From an income tax point of view, a trust is deemed to dispose of trust property at the 21st anniversary of settlement of the trust, and every 21 years thereafter. This policy is meant to force a distribution of trust property to the beneficiaries or have taxes triggered.
Below are some key planning considerations when approaching the 21st anniversary of a family trust.
Keeping Property in the Trust: As the trust reaches its 21st anniversary, under the ‘do nothing’ approach, the trust will retain the property but will be deemed to dispose of it at fair market value (FMV) and reacquire it at that same FMV, essentially triggering the taxes and having a new cost on the property. The trustees should determine the consequences of triggering the gain on the 21st anniversary. Depending on the cost base of the assets and the FMV, the capital gain may not result in a significant tax and there will be another 21 years to make a decision about the ultimate distribution of trust property.
Sell Property: If the trust is going to trigger capital gains on the trust property, the trustees may decide to sell the property and distribute the net assets to the beneficiaries.
Watch Timing of Acquisitions / Dispositions: Consideration may be placed on what properties the trust should own. It may make sense to delay purchasing an asset until after the 21st anniversary or alternatively, sell certain assets in advance of the date. If a property is to be sold shortly after the deemed disposition at the 21st anniversary, the deemed disposition may not have a significant cost as the new adjusted cost base will be equal to the FMV at the 21st anniversary.
Rollout of Trust Property: Generally, a trust can transfer the trust property to the capital beneficiaries on a rollout basis, which means the trust disposes of the assets at its adjusted cost base (ACB) while the beneficiaries receive the assets at that same amount. The properties with latent gains will be held by the beneficiaries directly. Often the trustees will want to transfer properties to the beneficiaries directly, effectively winding up the trust. This rollout can be denied if the trust is considered a reversionary trust.

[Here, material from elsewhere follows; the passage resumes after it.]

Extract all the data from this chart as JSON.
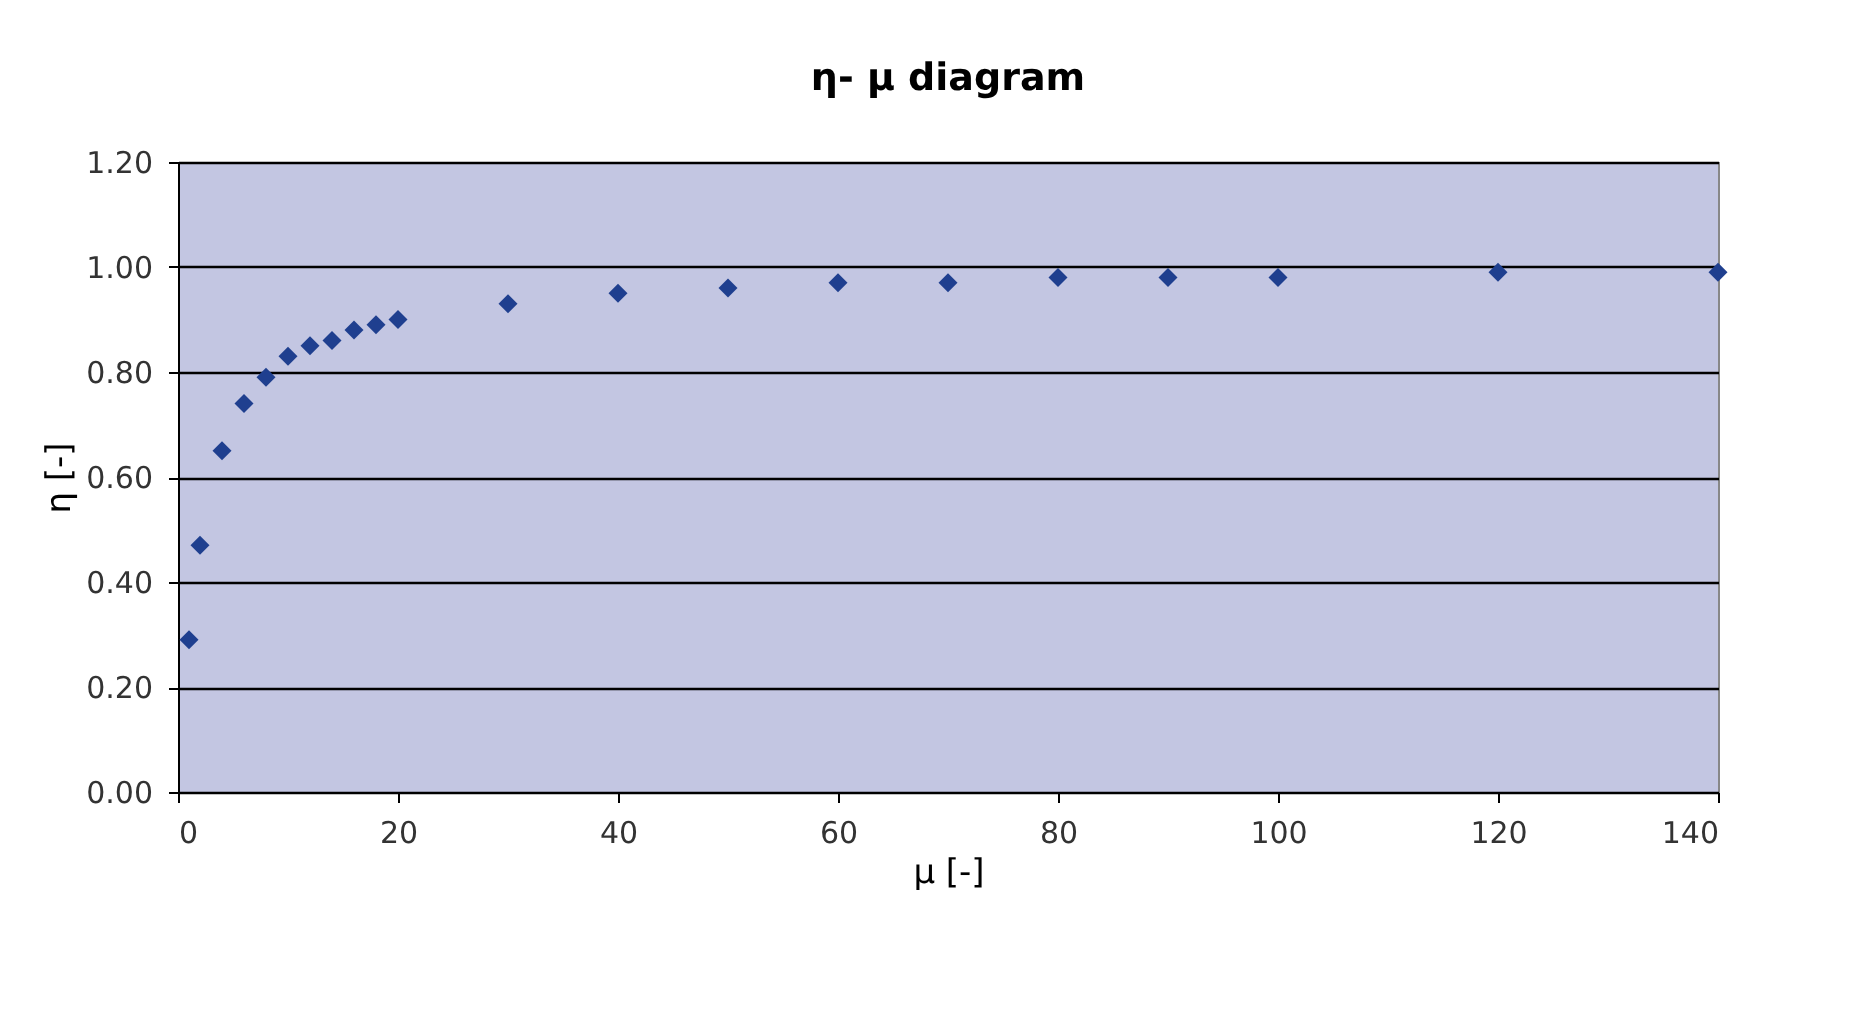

Reorganization Planning: There are times the trustees may wish to implement a reorganization. The trustees may allocate certain properties with accrued gains to the beneficiaries so they are not disposed at FMV, but retain other assets that do not have accrued gains and trigger the capital gains on these at the 21st anniversary.
If you are using a family trust, it is critical to consider the various options and scenarios to ensure the trust continues to meet the family’s goals as it approaches the 21st anniversary.